AI coding assistants may be quietly degrading the security of post-quantum cryptography implementations, according to new academic research.
Researchers have identified what they call "Secure Coding Drift" — a gradual erosion of secure coding practices that sets in when developers rely heavily on LLM-generated code for cryptographic work. The paper focuses on post-quantum cryptography (PQC), the family of algorithms designed to resist attacks from quantum computers, which demands unusually strict implementation requirements: constant-time execution, side-channel resistance, and precise parameter handling. The authors argue that LLMs frequently get these details wrong, and that the bigger problem is longitudinal — the more developers outsource to AI, the more their own vigilance atrophies.
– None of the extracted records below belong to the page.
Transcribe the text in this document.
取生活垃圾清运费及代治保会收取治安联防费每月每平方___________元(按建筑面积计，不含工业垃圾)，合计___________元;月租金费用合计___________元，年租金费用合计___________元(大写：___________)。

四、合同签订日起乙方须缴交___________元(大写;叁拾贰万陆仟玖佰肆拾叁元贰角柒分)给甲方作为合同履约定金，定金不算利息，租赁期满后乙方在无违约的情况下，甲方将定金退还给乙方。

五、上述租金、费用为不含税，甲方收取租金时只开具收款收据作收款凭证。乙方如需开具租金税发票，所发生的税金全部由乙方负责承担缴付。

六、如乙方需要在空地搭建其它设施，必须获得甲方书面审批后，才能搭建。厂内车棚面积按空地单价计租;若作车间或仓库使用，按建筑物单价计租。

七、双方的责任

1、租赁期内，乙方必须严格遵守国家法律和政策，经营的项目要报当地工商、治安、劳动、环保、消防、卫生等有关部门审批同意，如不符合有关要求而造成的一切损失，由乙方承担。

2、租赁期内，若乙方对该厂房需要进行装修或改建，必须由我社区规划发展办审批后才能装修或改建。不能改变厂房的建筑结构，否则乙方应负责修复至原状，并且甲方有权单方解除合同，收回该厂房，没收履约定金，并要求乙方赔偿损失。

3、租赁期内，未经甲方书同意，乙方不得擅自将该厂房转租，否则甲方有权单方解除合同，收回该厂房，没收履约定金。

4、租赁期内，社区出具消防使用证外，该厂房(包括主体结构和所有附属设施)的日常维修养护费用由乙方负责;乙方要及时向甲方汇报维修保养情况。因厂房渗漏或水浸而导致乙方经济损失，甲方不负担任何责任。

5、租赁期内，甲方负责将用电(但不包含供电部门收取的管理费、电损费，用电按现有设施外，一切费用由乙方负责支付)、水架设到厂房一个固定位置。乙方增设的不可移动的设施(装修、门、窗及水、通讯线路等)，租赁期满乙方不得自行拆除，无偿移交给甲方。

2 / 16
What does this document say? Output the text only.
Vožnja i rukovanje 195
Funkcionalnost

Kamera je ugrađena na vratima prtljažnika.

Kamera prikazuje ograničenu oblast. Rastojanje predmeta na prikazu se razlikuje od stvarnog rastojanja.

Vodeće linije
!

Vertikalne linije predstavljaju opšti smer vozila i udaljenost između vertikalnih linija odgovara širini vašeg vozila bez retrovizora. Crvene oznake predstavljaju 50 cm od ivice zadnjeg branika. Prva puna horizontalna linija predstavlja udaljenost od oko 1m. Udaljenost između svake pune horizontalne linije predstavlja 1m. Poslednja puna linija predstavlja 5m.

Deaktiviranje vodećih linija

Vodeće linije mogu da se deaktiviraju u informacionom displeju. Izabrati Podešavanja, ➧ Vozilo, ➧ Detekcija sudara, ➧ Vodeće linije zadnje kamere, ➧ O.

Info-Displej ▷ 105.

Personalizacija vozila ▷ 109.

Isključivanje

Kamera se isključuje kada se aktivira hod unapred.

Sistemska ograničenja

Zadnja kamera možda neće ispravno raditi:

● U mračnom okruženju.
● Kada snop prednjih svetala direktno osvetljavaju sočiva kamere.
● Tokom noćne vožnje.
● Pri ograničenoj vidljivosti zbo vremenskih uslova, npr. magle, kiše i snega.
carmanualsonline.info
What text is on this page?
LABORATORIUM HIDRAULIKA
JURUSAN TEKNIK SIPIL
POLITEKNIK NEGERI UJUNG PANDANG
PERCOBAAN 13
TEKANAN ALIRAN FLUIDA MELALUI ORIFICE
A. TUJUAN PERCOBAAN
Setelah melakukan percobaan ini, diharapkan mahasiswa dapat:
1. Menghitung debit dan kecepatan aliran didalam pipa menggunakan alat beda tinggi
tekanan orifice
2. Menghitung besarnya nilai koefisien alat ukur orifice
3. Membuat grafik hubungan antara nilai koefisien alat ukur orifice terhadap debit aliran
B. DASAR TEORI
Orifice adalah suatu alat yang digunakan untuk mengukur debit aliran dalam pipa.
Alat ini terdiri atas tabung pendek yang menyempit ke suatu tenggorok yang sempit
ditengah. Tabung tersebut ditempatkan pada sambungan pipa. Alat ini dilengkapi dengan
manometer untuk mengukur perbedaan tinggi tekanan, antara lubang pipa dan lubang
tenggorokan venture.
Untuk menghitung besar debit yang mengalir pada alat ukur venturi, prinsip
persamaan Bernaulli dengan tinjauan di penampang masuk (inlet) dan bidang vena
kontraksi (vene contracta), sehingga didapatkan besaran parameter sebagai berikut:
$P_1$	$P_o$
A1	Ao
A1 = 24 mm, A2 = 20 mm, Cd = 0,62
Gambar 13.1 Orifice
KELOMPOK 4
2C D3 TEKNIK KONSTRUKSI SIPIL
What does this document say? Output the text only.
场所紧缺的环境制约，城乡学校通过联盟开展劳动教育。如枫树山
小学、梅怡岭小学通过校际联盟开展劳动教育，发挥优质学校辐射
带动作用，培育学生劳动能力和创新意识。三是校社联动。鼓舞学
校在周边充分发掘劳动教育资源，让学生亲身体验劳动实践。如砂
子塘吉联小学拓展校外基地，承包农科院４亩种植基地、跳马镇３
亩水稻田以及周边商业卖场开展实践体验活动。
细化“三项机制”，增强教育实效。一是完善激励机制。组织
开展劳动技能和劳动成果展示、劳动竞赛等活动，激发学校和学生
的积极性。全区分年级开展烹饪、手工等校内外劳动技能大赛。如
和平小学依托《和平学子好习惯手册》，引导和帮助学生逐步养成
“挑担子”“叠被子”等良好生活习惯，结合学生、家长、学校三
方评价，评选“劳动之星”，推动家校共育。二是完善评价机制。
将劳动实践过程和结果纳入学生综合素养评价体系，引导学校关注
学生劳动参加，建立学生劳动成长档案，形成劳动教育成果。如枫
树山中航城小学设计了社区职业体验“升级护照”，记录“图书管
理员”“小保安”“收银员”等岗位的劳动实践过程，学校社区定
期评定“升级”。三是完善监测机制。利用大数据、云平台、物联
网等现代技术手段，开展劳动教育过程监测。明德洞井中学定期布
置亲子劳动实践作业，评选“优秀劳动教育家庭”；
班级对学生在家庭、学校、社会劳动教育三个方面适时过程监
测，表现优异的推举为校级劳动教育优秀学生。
That framing matters because most prior research treats AI-generated security flaws as a static problem: bad code, find it, fix it. This paper treats it as a behavioral one, which is harder to patch. Post-quantum standards are only just being finalized and deployed widely, meaning the habits developers form now will shape the security of systems that need to last decades — not a great moment for a slow-motion skills slide.
The proposed fix is a gamified coding framework that turns LLMs into "security co-pilots" by embedding adversarial evaluation and scoring into the development loop — essentially using AI to police AI. Whether gamification can meaningfully counter institutional pressure to ship fast is a question the paper does not fully answer.